Wolf Brother Hellstrom
02-18-2011, 03:00 PM
thanks for the info. i have been playing awhile but some of the lingo i have trouble with. In response to you Whoop! havent used wolf priest yet but played a Njal and 2 runepriest list against a kson army and and i won like 9 to 5, but the best part was denying all the tzeentz bolts was awesome. i think he only got 2 off the whole game. considring i won, i rolled super crappy.

lowdog
02-18-2011, 04:26 PM
That makes no sense. You think in the real world you line up facing your opponent with preset deployment zones, then start fighting? They haven't done that since WWI.

Why should Tau be required to deploy as close as possible to a Dark Eldar list?

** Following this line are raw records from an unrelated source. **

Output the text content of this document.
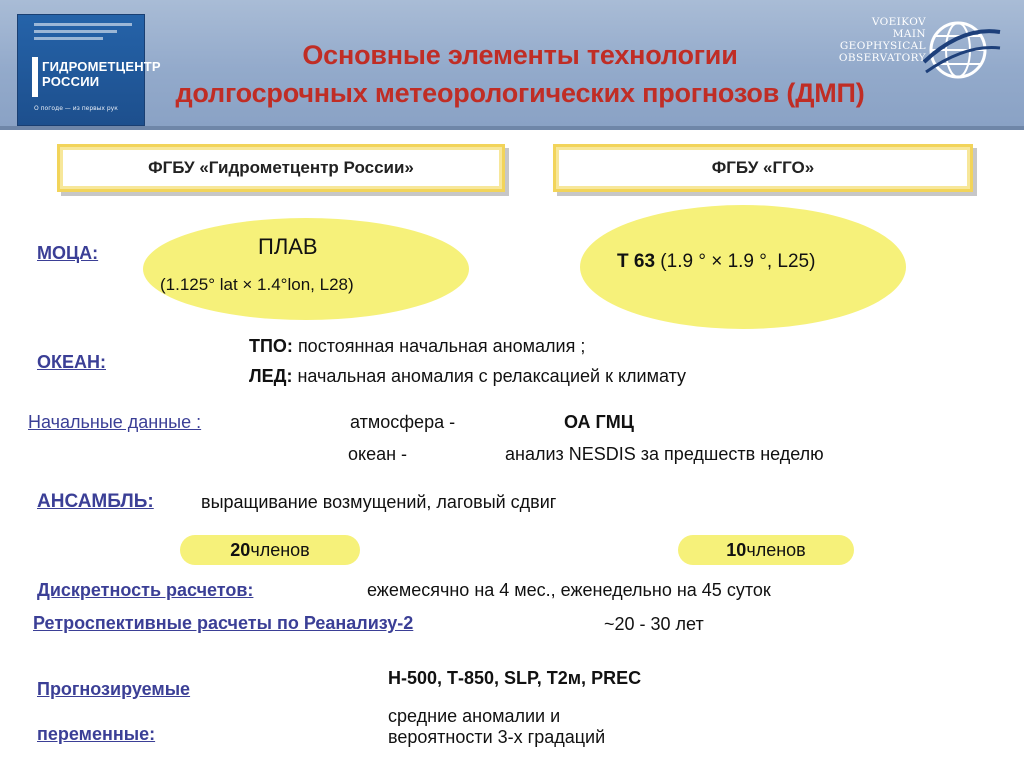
ГИДРОМЕТЦЕНТР
РОССИИ
О погоде — из первых рук
Основные элементы технологии
долгосрочных метеорологических прогнозов (ДМП)
VOEIKOV
MAIN
GEOPHYSICAL
OBSERVATORY
ФГБУ «Гидрометцентр России»	ФГБУ «ГГО»
МОЦА:	ПЛАВ
(1.125° lat × 1.4°lon, L28)
Т 63 (1.9 ° × 1.9 °, L25)
ОКЕАН:
ТПО: постоянная начальная аномалия ;
ЛЕД: начальная аномалия с релаксацией к климату
Начальные данные :	атмосфера -	ОА ГМЦ
океан -	анализ NESDIS за предшеств неделю
АНСАМБЛЬ:	выращивание возмущений, лаговый сдвиг
20 членов	10 членов
Дискретность расчетов:	ежемесячно на 4 мес., еженедельно на 45 суток
Ретроспективные расчеты по Реанализу-2	~20 - 30 лет
Прогнозируемые
переменные:
Н-500, Т-850, SLP, Т2м, PREC
средние аномалии и
вероятности 3-х градаций
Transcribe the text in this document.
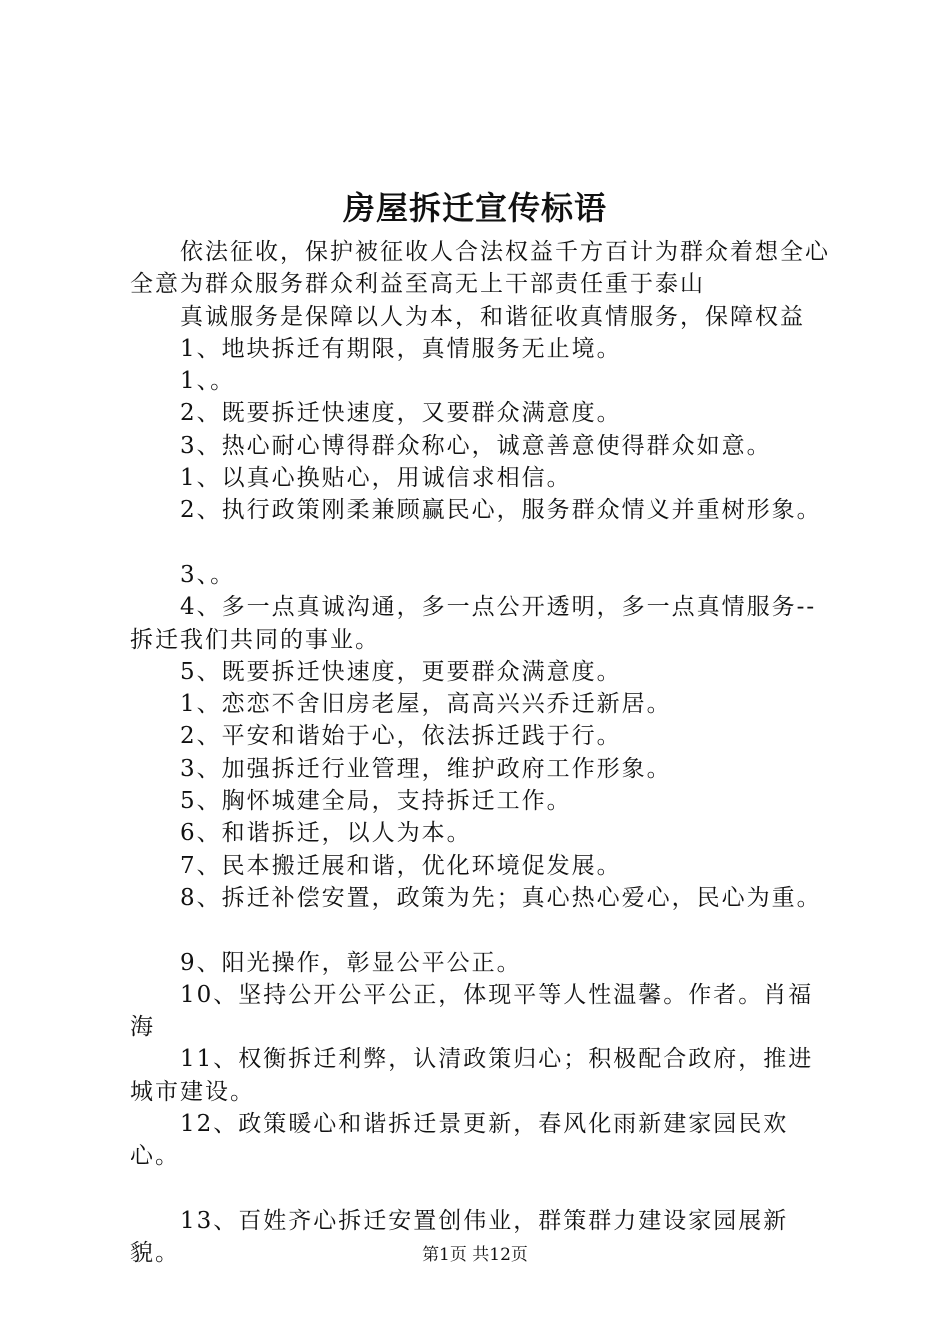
房屋拆迁宣传标语

依法征收，保护被征收人合法权益千方百计为群众着想全心全意为群众服务群众利益至高无上干部责任重于泰山

真诚服务是保障以人为本，和谐征收真情服务，保障权益

1、地块拆迁有期限，真情服务无止境。

1、。

2、既要拆迁快速度，又要群众满意度。

3、热心耐心博得群众称心，诚意善意使得群众如意。

1、以真心换贴心，用诚信求相信。

2、执行政策刚柔兼顾赢民心，服务群众情义并重树形象。

3、。

4、多一点真诚沟通，多一点公开透明，多一点真情服务--拆迁我们共同的事业。

5、既要拆迁快速度，更要群众满意度。

1、恋恋不舍旧房老屋，高高兴兴乔迁新居。

2、平安和谐始于心，依法拆迁践于行。

3、加强拆迁行业管理，维护政府工作形象。

5、胸怀城建全局，支持拆迁工作。

6、和谐拆迁，以人为本。

7、民本搬迁展和谐，优化环境促发展。

8、拆迁补偿安置，政策为先；真心热心爱心，民心为重。

9、阳光操作，彰显公平公正。

10、坚持公开公平公正，体现平等人性温馨。作者。肖福海

11、权衡拆迁利弊，认清政策归心；积极配合政府，推进城市建设。

12、政策暖心和谐拆迁景更新，春风化雨新建家园民欢心。

13、百姓齐心拆迁安置创伟业，群策群力建设家园展新貌。	第1页 共12页
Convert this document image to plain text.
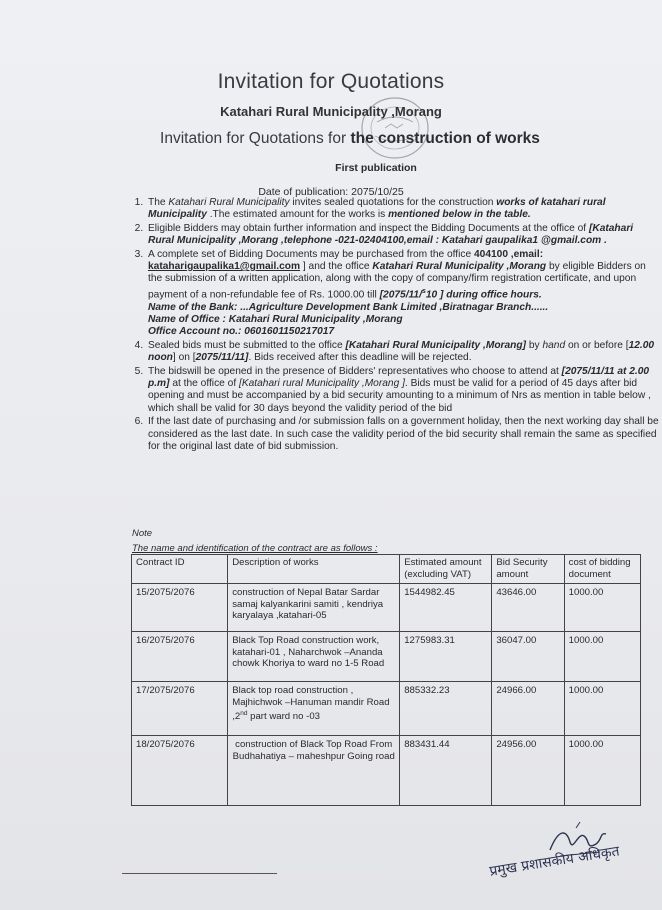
Invitation for Quotations
Katahari Rural Municipality ,Morang
Invitation for Quotations for the construction of works
First publication
Date of publication: 2075/10/25
1. The Katahari Rural Municipality invites sealed quotations for the construction works of katahari rural Municipality .The estimated amount for the works is mentioned below in the table.
2. Eligible Bidders may obtain further information and inspect the Bidding Documents at the office of [Katahari Rural Municipality ,Morang ,telephone -021-02404100,email : Katahari gaupalika1 @gmail.com .
3. A complete set of Bidding Documents may be purchased from the office 404100 ,email: kataharigaupalika1@gmail.com ] and the office Katahari Rural Municipality ,Morang by eligible Bidders on the submission of a written application, along with the copy of company/firm registration certificate, and upon payment of a non-refundable fee of Rs. 1000.00 till [2075/11/$^s$10 ] during office hours.
Name of the Bank: ...Agriculture Development Bank Limited ,Biratnagar Branch......
Name of Office : Katahari Rural Municipality ,Morang
Office Account no.: 0601601150217017
4. Sealed bids must be submitted to the office [Katahari Rural Municipality ,Morang] by hand on or before [12.00 noon] on [2075/11/11]. Bids received after this deadline will be rejected.
5. The bidswill be opened in the presence of Bidders' representatives who choose to attend at [2075/11/11 at 2.00 p.m] at the office of [Katahari rural Municipality ,Morang ]. Bids must be valid for a period of 45 days after bid opening and must be accompanied by a bid security amounting to a minimum of Nrs as mention in table below , which shall be valid for 30 days beyond the validity period of the bid
6. If the last date of purchasing and /or submission falls on a government holiday, then the next working day shall be considered as the last date. In such case the validity period of the bid security shall remain the same as specified for the original last date of bid submission.
Note
The name and identification of the contract are as follows :
Contract ID	Description of works	Estimated amount (excluding VAT)	Bid Security amount	cost of bidding document
15/2075/2076	construction of Nepal Batar Sardar samaj kalyankarini samiti , kendriya karyalaya ,katahari-05	1544982.45	43646.00	1000.00
16/2075/2076	Black Top Road construction work, katahari-01 , Naharchwok –Ananda chowk Khoriya to ward no 1-5 Road	1275983.31	36047.00	1000.00
17/2075/2076	Black top road construction , Majhichwok –Hanuman mandir Road ,2nd part ward no -03	885332.23	24966.00	1000.00
18/2075/2076	construction of Black Top Road From Budhahatiya – maheshpur Going road	883431.44	24956.00	1000.00
प्रमुख प्रशासकीय अधिकृत
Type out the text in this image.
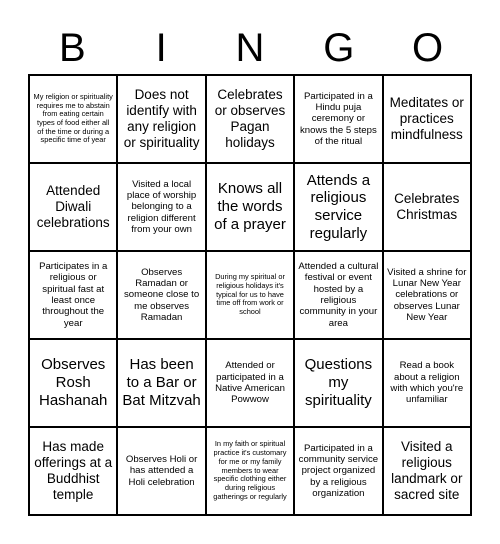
B	I	N	G	O
My religion or spirituality requires me to abstain from eating certain types of food either all of the time or during a specific time of year
Does not identify with any religion or spirituality
Celebrates or observes Pagan holidays
Participated in a Hindu puja ceremony or knows the 5 steps of the ritual
Meditates or practices mindfulness
Attended Diwali celebrations
Visited a local place of worship belonging to a religion different from your own
Knows all the words of a prayer
Attends a religious service regularly
Celebrates Christmas
Participates in a religious or spiritual fast at least once throughout the year
Observes Ramadan or someone close to me observes Ramadan
During my spiritual or religious holidays it's typical for us to have time off from work or school
Attended a cultural festival or event hosted by a religious community in your area
Visited a shrine for Lunar New Year celebrations or observes Lunar New Year
Observes Rosh Hashanah
Has been to a Bar or Bat Mitzvah
Attended or participated in a Native American Powwow
Questions my spirituality
Read a book about a religion with which you're unfamiliar
Has made offerings at a Buddhist temple
Observes Holi or has attended a Holi celebration
In my faith or spiritual practice it's customary for me or my family members to wear specific clothing either during religious gatherings or regularly
Participated in a community service project organized by a religious organization
Visited a religious landmark or sacred site
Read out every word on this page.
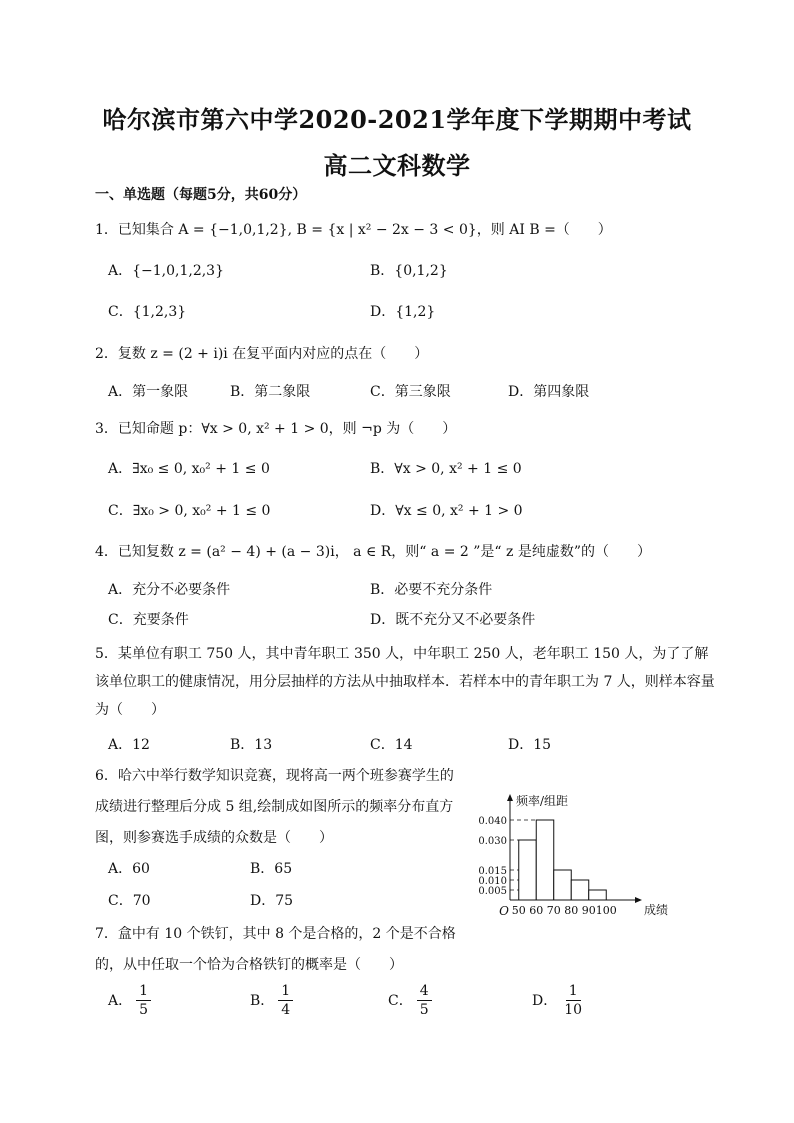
哈尔滨市第六中学2020-2021学年度下学期期中考试
高二文科数学
一、单选题（每题5分，共60分）
1．已知集合 A = {−1,0,1,2}, B = {x | x² − 2x − 3 < 0}，则 AI B =（　　）
A．{−1,0,1,2,3}	B．{0,1,2}
C．{1,2,3}	D．{1,2}
2．复数 z = (2 + i)i 在复平面内对应的点在（　　）
A．第一象限	B．第二象限	C．第三象限	D．第四象限
3．已知命题 p：∀x > 0, x² + 1 > 0，则 ¬p 为（　　）
A．∃x₀ ≤ 0, x₀² + 1 ≤ 0	B．∀x > 0, x² + 1 ≤ 0
C．∃x₀ > 0, x₀² + 1 ≤ 0	D．∀x ≤ 0, x² + 1 > 0
4．已知复数 z = (a² − 4) + (a − 3)i， a ∈ R，则“ a = 2 ”是“ z 是纯虚数”的（　　）
A．充分不必要条件	B．必要不充分条件
C．充要条件	D．既不充分又不必要条件
5．某单位有职工 750 人，其中青年职工 350 人，中年职工 250 人，老年职工 150 人，为了了解该单位职工的健康情况，用分层抽样的方法从中抽取样本．若样本中的青年职工为 7 人，则样本容量为（　　）
A．12	B．13	C．14	D．15
6．哈六中举行数学知识竞赛，现将高一两个班参赛学生的
成绩进行整理后分成 5 组,绘制成如图所示的频率分布直方
图，则参赛选手成绩的众数是（　　）
A．60	B．65
C．70	D．75
0.040
0.030
0.015
0.010
0.005
50 60 70 80 90 100
O
频率/组距
成绩
7．盒中有 10 个铁钉，其中 8 个是合格的，2 个是不合格
的，从中任取一个恰为合格铁钉的概率是（　　）
A． $\frac{1}{5}$	B． $\frac{1}{4}$	C． $\frac{4}{5}$	D． $\frac{1}{10}$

The board is tiny no matter how you look at it. Forcing both players to deploy as close to the center as possible is stupid.

The book already has pre-set deployment rules, I'm not inventing that. I didn't say Tau had to set up as close as possible, and the version I was citing didn't require you to set up as close to the center as possible, it merely prevented you from setting up your models a centimeter away from the edge. Try reading what I wrote and don't put words into my mouth.

My point is that if you are constantly setting up against a table edge, fast troops like bikers, units with transports, tanks, etc, can't move around to your flank without a specific outflanking rule. The fact that wolf scouts might be able to come off that table edge on foot but jump packers can't access that terrain strikes me as a bit arbitrary. In the actual world where that battle is taking place, there is something there, not just a void. If that table edge represented some kind of impassable cliff it would be one thing, but I just find that kind of explanation trite after a certain number of battles.

I am not saying it isn't a legitimate tactic under the rules of the game being played as a game, and yes, table size is always an issue, I'm just saying that if you are playing within any context of envisioning a real battle, if your opponent had everything of his bottled up on a single hill, you would have the option of adjusting your own deployment space to encircle it, you wouldn't be limited to leaving it on one side of your own deployment "zone".